Sembra che nel percorso evolutivo di un maschio “sano” la fantasia di non avere una dimensione del proprio organo genitale adeguata, conforme agli standard sociali, sia un passaggio pressoché obbligato. Quello che più colpisce riguarda essenzialmente la paura in tali individui di non sentirsi conformi anatomicamente rispetto alla dimensione del proprio organo genitale nello stato di riposo.
Ecco svelata la sindrome da spogliatoio.

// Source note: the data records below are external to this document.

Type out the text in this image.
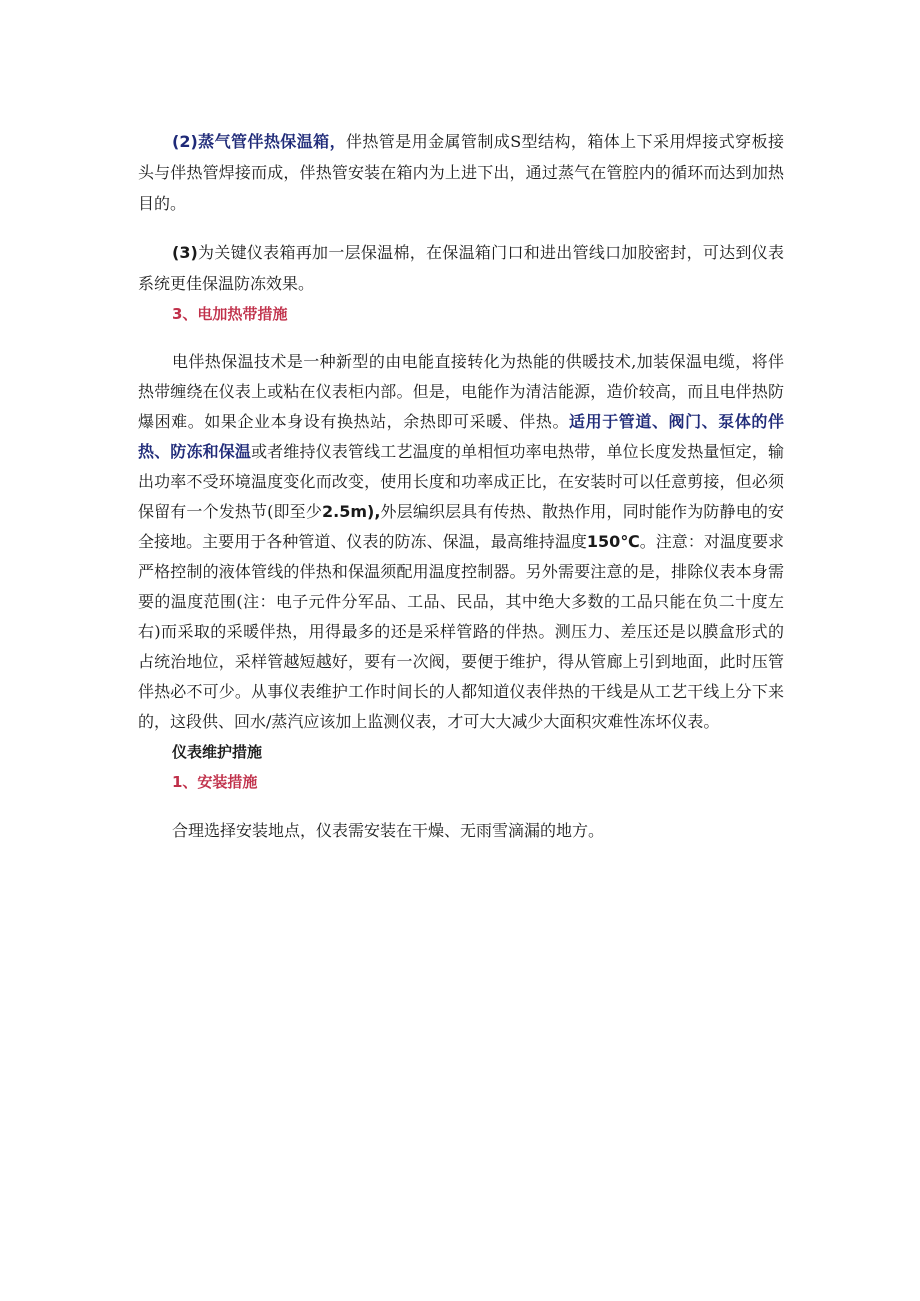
(2)蒸气管伴热保温箱，伴热管是用金属管制成S型结构，箱体上下采用焊接式穿板接头与伴热管焊接而成，伴热管安装在箱内为上进下出，通过蒸气在管腔内的循环而达到加热目的。

(3)为关键仪表箱再加一层保温棉，在保温箱门口和进出管线口加胶密封，可达到仪表系统更佳保温防冻效果。

3、电加热带措施

电伴热保温技术是一种新型的由电能直接转化为热能的供暖技术,加装保温电缆，将伴热带缠绕在仪表上或粘在仪表柜内部。但是，电能作为清洁能源，造价较高，而且电伴热防爆困难。如果企业本身设有换热站，余热即可采暖、伴热。适用于管道、阀门、泵体的伴热、防冻和保温或者维持仪表管线工艺温度的单相恒功率电热带，单位长度发热量恒定，输出功率不受环境温度变化而改变，使用长度和功率成正比，在安装时可以任意剪接，但必须保留有一个发热节(即至少2.5m),外层编织层具有传热、散热作用，同时能作为防静电的安全接地。主要用于各种管道、仪表的防冻、保温，最高维持温度150℃。注意：对温度要求严格控制的液体管线的伴热和保温须配用温度控制器。另外需要注意的是，排除仪表本身需要的温度范围(注：电子元件分军品、工品、民品，其中绝大多数的工品只能在负二十度左右)而采取的采暖伴热，用得最多的还是采样管路的伴热。测压力、差压还是以膜盒形式的占统治地位，采样管越短越好，要有一次阀，要便于维护，得从管廊上引到地面，此时压管伴热必不可少。从事仪表维护工作时间长的人都知道仪表伴热的干线是从工艺干线上分下来的，这段供、回水/蒸汽应该加上监测仪表，才可大大减少大面积灾难性冻坏仪表。

仪表维护措施

1、安装措施

合理选择安装地点，仪表需安装在干燥、无雨雪滴漏的地方。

Infatti la maggior parte dei giovani adolescenti che iniziano ad entrare in contatto con i propri coetanei, oppure con individui anche più adulti durante l’attività sportiva, tendono a confrontarsi costantemente focalizzando soprattutto l’attenzione sulla zona genitale, rischiando di preoccuparsi ed incastrarsi in pensieri assolutamente impropri.
Lo stato di flaccidità del pene ha una dimensione del tutto variabile e questo dipende essenzialmente da alcuni fattori:

  • la struttura anatomica costituzionale dell’individuo;
  • agenti ambientali come temperature troppo elevate (il pene si distende), ovvero troppo fredde (il pene si restringe);
  • condizioni di “salute” dello stesso individuo.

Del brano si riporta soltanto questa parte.